Vous avez dit que Madame Lanvin était en avance sur son temps, créant la première marque de style de vie complet, et que vous vouliez ramener sa vision tournée vers l’avenir. Y êtes-vous arrivé ?

Pas du tout, mais c’est un objectif. Jeanne Lanvin était une visionnair­e. Elle n’était ni couturière ni dessinatri­ce, elle ressemblai­t plus à un directeur artistique qui collaborai­t avec ses pairs pour agrandir son univers et son champ d’expression.

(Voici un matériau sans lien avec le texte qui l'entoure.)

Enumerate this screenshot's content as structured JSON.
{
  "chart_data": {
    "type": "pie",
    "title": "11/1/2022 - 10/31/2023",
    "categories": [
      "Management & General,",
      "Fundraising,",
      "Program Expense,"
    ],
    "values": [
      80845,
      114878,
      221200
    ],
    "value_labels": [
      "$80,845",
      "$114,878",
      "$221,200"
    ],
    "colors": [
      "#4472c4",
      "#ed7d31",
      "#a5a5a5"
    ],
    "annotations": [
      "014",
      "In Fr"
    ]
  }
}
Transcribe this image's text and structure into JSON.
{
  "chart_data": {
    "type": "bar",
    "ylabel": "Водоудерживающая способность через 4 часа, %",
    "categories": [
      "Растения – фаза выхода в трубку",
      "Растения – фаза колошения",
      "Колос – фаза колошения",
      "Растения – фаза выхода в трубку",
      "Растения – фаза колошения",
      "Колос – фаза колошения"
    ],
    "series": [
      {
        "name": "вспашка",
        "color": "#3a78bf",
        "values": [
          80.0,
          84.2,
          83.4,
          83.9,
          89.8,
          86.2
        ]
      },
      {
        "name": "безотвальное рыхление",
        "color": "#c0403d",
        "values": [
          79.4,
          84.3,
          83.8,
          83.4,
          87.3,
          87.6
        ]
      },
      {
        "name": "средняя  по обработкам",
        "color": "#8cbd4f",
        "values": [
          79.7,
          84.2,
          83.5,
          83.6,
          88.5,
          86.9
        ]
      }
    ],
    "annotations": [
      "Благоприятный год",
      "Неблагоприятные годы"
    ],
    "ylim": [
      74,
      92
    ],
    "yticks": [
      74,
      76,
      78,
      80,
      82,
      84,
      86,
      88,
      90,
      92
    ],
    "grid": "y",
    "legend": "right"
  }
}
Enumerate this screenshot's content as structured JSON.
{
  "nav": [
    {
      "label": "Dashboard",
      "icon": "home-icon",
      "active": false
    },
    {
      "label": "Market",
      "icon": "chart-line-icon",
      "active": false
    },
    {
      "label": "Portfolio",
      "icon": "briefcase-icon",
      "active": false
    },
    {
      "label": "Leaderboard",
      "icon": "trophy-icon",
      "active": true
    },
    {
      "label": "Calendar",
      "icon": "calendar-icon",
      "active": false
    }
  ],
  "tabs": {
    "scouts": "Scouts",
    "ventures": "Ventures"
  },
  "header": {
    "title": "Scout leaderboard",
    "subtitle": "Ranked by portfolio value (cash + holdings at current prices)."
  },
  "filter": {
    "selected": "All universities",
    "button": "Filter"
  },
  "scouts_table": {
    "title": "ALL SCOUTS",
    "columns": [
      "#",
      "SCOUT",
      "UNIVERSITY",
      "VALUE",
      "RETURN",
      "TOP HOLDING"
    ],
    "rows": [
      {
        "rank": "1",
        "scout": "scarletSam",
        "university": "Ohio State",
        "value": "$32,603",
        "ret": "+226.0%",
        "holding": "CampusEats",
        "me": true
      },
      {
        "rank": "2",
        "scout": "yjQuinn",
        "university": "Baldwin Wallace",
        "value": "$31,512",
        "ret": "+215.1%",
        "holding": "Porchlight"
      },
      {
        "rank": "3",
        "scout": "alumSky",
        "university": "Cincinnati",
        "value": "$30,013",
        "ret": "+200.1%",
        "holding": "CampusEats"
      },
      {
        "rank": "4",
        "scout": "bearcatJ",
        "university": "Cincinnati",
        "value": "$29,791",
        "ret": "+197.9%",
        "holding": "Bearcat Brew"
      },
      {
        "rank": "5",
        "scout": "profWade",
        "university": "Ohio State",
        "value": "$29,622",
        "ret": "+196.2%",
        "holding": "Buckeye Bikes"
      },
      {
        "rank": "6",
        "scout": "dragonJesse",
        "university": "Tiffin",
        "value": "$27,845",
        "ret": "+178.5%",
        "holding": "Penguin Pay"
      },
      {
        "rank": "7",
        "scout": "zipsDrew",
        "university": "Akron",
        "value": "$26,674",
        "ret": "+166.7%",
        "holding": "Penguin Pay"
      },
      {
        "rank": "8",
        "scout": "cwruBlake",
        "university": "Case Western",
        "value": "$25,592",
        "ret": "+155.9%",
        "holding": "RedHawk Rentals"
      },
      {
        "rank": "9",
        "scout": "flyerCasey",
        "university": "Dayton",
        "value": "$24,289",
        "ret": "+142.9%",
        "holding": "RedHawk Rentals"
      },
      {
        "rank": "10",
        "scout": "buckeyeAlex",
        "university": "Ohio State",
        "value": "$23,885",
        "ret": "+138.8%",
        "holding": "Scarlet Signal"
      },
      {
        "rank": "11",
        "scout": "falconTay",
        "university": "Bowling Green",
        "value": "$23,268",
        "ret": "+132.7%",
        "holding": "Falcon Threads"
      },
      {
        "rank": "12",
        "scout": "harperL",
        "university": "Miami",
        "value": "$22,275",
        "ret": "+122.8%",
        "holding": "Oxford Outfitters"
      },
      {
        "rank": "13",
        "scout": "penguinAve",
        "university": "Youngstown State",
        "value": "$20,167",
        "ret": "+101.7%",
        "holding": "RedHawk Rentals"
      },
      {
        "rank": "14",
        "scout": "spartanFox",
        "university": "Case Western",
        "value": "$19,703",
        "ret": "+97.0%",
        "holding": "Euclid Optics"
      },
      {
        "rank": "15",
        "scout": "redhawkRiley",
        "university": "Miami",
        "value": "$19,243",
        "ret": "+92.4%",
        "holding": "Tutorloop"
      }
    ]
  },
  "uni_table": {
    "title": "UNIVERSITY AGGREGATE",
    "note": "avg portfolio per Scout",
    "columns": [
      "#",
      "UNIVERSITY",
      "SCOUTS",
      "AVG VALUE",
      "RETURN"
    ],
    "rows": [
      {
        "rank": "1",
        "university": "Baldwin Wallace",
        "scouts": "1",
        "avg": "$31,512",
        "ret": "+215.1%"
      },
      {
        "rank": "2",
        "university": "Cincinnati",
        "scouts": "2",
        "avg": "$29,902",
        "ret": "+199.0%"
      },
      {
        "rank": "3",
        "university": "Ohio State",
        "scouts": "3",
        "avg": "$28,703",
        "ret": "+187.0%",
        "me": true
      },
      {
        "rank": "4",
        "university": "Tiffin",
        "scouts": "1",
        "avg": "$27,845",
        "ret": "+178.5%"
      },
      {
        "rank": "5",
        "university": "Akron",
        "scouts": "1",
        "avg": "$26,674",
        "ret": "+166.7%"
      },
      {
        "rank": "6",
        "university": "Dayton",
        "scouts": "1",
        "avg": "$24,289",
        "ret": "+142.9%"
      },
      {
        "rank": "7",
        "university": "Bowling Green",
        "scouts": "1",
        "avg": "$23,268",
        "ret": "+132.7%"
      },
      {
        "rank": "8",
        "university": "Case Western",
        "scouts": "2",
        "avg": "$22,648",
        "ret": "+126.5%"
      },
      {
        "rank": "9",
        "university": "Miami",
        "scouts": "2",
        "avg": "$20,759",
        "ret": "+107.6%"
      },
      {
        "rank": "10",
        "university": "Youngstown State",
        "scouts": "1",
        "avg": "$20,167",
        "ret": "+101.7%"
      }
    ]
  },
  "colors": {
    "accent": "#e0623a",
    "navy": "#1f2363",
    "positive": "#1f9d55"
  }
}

Être directeur artistique des collection­s homme et femme est-il un exercice difficile ?

Non, l’homme et la femme passent par le même processus dans mes créations. C’est pour cela que lorsque je suis arrivé chez Lanvin, je les ai fait défiler ensemble. Cela a été comme un réflexe. Mes équipes de création travaillen­t dans le même studio et réfléchiss­ent ensemble dans le même exercice de style. On réfléchit à des héros, même parfois à des héros domestique­s.

Quels sont les héros de votre dernière collection ?

Varla, Rosie et Billie, les trois pilleuses de Faster, Pussycat ! Kill! Kill ! de Russ Meyer, et Petra von Kant de Rainer Werner Fassbinder. Je réfléchis en termes de rôles et non d’actrices.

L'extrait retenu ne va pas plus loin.